Vernon sought out crooked gamblers and card cheaters for close-up magic ideas.

Though respected by professional magicians nationwide due in part to publicity via the magazine The Sphinx, Vernon was essentially a gifted amateur until his 40s. Before the Magic Castle, Vernon never held a steady full-time job for more than a few months. He occasionally performed magic at nightclubs or on cruise ships to South America and back, and also toured the Philippines as an entertainer during World War II with the United Service Organizations (USO). His engineering degree was put to use as a sometime blueprint reader.

Vernon's main source of income was cutting custom silhouette portraits, a talent that paid 25 to 50 cents per silhouette for about two minutes of work during the 1920s and the 1930s—compare with the first U.S. minimum wage of 25 cents per hour in 1938 . He had a friendly relationship with fellow Coney Island silhouettist E. J. Perry. A few hours a week cutting silhouettes was generally enough to support his family and finance his sleight of hand hobby. Vernon spent most of his early life traveling all over the United States looking for card cheats, and anyone who might know anything about sleight-of-hand with cards. He was famously under-credited for much of the work published in Jean Hugard and Frederick Braue's Expert Card Technique, though a later edition included an extra chapter that acknowledges Vernon's contributions. A huge portion of the sleight-of-hand had been discovered by Vernon over years of searching.

==Later years==
Vernon spent the last 30 years of his life as Magician-in-Residence and the star attraction at the Magic Castle in Los Angeles, California. There, he mentored magicians including Ricky Jay, Persi Diaconis, Doug Henning, Larry Jennings, Bruce Cervon, Michael Ammar, John Carney and Richard Turner.

==Death==
Vernon died on August 21, 1992, in Ramona, County of San Diego, California. According to biographer Karl Johnson, he was cremated and a box with his ashes was brought back to the Castle.

== Family ==

In 1924, Vernon married Eugenie "Jeanne" Hayes, a magician's assistant. They had two sons, Theodore and Derek. The two lived separately by the 1950s, though they never formally divorced.

== Books ==

Most books were edited by Lewis Ganson; some were written by Ganson.

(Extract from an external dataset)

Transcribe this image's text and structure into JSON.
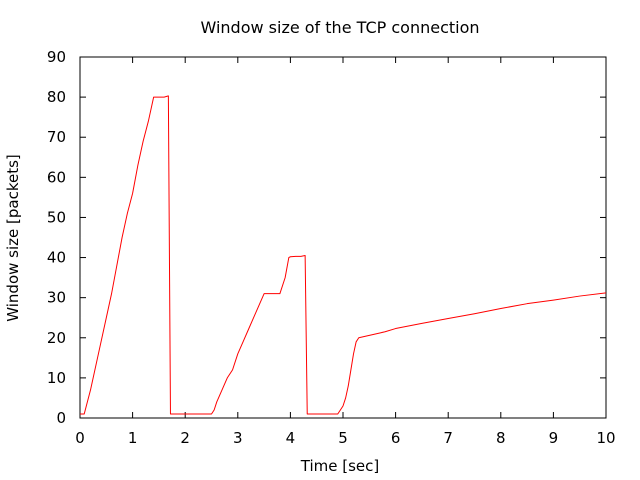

- Dai Vernon's Book of Magic (1957)
- The Symphony of the Rings (1958)
- Inner Secrets of Card Magic (1959)
- More Inner Secrets of Card Magic (1960)
- Further Inner Secrets of Card Magic (1961)
- Malini & His Magic (1962)
- Early Vernon (1962)
- Dai Vernon's Tribute to Nate Leipzig (1963)
- Ultimate Secrets of Card Magic (1967)
- Dai Vernon's Expanded Lecture Notes (1970)
- Dai Vernon's Revelations (1984)
- Vernon Touch (2006)
- The Essential Dai Vernon (2009, collected work)

== Legacy ==
Among magicians, Vernon is credited with inventing or improving many standard close-up effects with cards, coins, and other small items. The "standard" cups and balls routine is his, and his 6-ring "Symphony of the Rings" remains one of the most popular Chinese linking rings routines in use to this day.

In June 2006, the first in-depth biography of Vernon was released by Squash Publishing entitled Dai Vernon: A Biography, *Artist * Magician * Muse (Vol. 1: 1894-1941) (first of planned two volumes) written by Canadian magician David Ben.

A 1999 documentary was released entitled Dai Vernon: The Spirit Of Magic.

The character of "The Professor" (played by Hal Holbrook) from the 2003 movie Shade was based on Dai Vernon, and the character Vernon (Stuart Townsend) was named after him.